免疫療法(減感作)は、微量のアレルゲンを投与し、時間をかけて徐々に増やしていく治療法です。 目的は、アレルゲンに対する耐性をつけることです。 この治療法は、花粉症や昆虫毒(毒)アレルギーの治療に用いられ、一定の成功を収めています。 しかし、アナフィラキシーの危険性があるため、現在のところ、ナッツアレルギーなどの食物アレルギーの治療にはあまり使用されていません。

ナッツ アレルギーは予防できますか

過去に、保健省は、アトピーの妊娠中や授乳中の母親とその乳児はピーナッツを避けるべきであると勧告していました。 しかし、2009年に保健省は助言を変更しました。 妊娠中にナッツを食べるか食べないかで、子どもがアレルギーを発症する可能性に違いがあるという証拠はないことが分かったのです。 それ以来、妊娠中や授乳中の母親がナッツ類を避ける必要はないとのアドバイスがなされています。
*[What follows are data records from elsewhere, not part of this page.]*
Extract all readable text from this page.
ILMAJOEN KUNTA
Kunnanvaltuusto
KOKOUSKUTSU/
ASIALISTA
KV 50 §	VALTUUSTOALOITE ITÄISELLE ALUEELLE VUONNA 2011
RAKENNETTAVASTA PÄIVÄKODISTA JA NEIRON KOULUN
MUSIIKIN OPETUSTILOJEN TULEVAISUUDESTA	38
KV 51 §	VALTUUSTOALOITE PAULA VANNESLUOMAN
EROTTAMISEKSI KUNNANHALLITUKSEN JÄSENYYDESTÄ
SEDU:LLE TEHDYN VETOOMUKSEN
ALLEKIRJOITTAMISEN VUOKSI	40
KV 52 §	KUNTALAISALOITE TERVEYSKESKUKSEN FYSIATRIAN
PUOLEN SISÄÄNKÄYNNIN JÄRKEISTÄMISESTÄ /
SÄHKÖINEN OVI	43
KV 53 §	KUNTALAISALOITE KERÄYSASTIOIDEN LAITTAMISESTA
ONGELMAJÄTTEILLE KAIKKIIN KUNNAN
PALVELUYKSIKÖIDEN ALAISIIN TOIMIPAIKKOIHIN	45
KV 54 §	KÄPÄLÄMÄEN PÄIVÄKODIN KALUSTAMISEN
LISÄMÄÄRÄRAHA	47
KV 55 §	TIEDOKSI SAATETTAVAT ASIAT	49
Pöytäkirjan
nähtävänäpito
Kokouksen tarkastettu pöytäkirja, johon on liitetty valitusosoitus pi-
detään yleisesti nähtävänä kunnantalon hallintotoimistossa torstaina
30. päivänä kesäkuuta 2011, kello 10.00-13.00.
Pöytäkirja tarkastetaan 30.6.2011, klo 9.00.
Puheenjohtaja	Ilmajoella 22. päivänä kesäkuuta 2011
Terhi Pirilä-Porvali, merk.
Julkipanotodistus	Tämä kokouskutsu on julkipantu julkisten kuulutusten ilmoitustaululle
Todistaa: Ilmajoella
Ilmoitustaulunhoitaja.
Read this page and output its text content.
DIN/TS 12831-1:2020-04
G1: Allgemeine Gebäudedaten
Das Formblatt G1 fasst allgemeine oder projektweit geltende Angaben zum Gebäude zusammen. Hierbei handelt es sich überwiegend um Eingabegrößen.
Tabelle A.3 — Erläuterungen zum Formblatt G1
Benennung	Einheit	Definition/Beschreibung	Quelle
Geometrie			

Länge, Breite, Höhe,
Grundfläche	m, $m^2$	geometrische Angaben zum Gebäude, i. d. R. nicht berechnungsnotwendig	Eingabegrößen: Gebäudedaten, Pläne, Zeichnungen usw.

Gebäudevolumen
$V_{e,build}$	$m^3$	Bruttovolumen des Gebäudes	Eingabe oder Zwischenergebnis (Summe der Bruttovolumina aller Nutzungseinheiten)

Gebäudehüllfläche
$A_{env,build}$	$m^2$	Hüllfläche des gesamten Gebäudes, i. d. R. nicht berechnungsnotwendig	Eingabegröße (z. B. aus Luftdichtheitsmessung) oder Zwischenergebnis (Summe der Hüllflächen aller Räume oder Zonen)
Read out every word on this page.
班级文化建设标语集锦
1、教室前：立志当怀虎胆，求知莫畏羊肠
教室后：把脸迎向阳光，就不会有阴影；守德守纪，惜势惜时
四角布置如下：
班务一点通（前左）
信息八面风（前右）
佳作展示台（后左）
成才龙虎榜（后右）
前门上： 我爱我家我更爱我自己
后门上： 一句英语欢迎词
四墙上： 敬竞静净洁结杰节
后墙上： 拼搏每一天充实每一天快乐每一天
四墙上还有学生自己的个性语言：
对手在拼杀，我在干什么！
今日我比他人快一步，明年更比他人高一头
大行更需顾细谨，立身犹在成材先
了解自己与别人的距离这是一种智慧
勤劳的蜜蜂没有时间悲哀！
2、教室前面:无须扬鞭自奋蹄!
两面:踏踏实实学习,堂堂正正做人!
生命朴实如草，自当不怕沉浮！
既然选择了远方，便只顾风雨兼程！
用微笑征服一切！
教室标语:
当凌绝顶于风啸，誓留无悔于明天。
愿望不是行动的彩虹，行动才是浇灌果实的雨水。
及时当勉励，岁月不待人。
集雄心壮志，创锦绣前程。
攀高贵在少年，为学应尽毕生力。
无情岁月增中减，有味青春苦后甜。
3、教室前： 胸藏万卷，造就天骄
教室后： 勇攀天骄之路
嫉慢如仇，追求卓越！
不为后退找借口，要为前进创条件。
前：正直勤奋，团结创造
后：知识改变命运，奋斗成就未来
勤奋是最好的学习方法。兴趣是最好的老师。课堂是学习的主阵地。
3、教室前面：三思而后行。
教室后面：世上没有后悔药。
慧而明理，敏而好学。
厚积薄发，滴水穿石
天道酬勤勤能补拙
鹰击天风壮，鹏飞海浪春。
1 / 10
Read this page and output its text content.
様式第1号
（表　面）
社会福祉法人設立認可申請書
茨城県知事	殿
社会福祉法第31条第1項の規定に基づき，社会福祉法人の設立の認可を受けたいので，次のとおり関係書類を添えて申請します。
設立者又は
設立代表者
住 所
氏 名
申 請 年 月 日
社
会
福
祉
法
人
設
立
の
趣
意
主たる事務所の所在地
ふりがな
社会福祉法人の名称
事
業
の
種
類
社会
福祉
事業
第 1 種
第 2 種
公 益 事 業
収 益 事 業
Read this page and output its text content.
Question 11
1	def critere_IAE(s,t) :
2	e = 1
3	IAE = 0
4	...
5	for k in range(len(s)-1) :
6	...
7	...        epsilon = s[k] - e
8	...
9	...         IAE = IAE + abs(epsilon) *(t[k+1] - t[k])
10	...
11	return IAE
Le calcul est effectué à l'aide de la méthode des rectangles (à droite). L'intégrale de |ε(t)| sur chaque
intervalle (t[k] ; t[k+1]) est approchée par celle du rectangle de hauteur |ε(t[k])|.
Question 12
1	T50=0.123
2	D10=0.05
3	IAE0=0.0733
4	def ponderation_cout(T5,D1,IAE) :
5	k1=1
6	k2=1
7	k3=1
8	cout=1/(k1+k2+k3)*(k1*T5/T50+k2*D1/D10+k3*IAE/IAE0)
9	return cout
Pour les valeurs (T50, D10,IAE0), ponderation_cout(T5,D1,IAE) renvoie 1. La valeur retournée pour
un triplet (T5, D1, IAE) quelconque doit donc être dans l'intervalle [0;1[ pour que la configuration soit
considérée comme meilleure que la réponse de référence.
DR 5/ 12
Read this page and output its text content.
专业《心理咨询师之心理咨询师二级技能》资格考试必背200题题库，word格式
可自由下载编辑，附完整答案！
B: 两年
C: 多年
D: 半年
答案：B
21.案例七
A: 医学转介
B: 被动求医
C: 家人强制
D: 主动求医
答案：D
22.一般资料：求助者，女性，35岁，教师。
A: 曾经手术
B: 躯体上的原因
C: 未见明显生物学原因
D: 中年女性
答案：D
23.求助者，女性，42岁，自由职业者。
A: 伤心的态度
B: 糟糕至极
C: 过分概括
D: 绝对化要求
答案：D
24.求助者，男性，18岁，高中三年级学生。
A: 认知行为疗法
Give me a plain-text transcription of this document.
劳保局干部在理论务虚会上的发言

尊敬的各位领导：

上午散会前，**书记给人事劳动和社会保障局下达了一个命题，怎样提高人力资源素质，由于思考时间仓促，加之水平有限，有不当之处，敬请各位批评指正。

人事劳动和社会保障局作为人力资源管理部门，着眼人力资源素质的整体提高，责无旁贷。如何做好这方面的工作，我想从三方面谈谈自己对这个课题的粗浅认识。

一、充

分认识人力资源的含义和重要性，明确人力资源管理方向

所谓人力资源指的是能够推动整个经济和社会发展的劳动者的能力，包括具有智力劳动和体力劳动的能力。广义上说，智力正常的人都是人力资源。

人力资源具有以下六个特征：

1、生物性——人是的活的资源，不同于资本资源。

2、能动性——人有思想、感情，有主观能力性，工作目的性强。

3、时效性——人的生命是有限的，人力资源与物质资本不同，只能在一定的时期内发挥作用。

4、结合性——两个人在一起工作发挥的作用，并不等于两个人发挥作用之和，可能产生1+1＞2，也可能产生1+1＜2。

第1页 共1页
離乳食の早い時期(生後6か月以降)にピーナッツを取り入れると、アレルギーになりにくいという証拠がいくつかあります。

他に知っておくべきことはありますか

ピーナッツアレルギーの人の中には、大豆、インゲン豆、ベイクドビーンズ、グリーンピースなどの野菜(豆類)にも反応する人がいます。

アルコールは、アレルギー反応を強くすることがあるので、注意してください。

一度アレルギー反応を起こすと、また起こす可能性が非常に高くなります。 これは、生活する上でストレスになることがあります。 しかし、十分な準備をし、迅速に対処すれば、深刻な問題に見舞われるリスクはほとんどありません。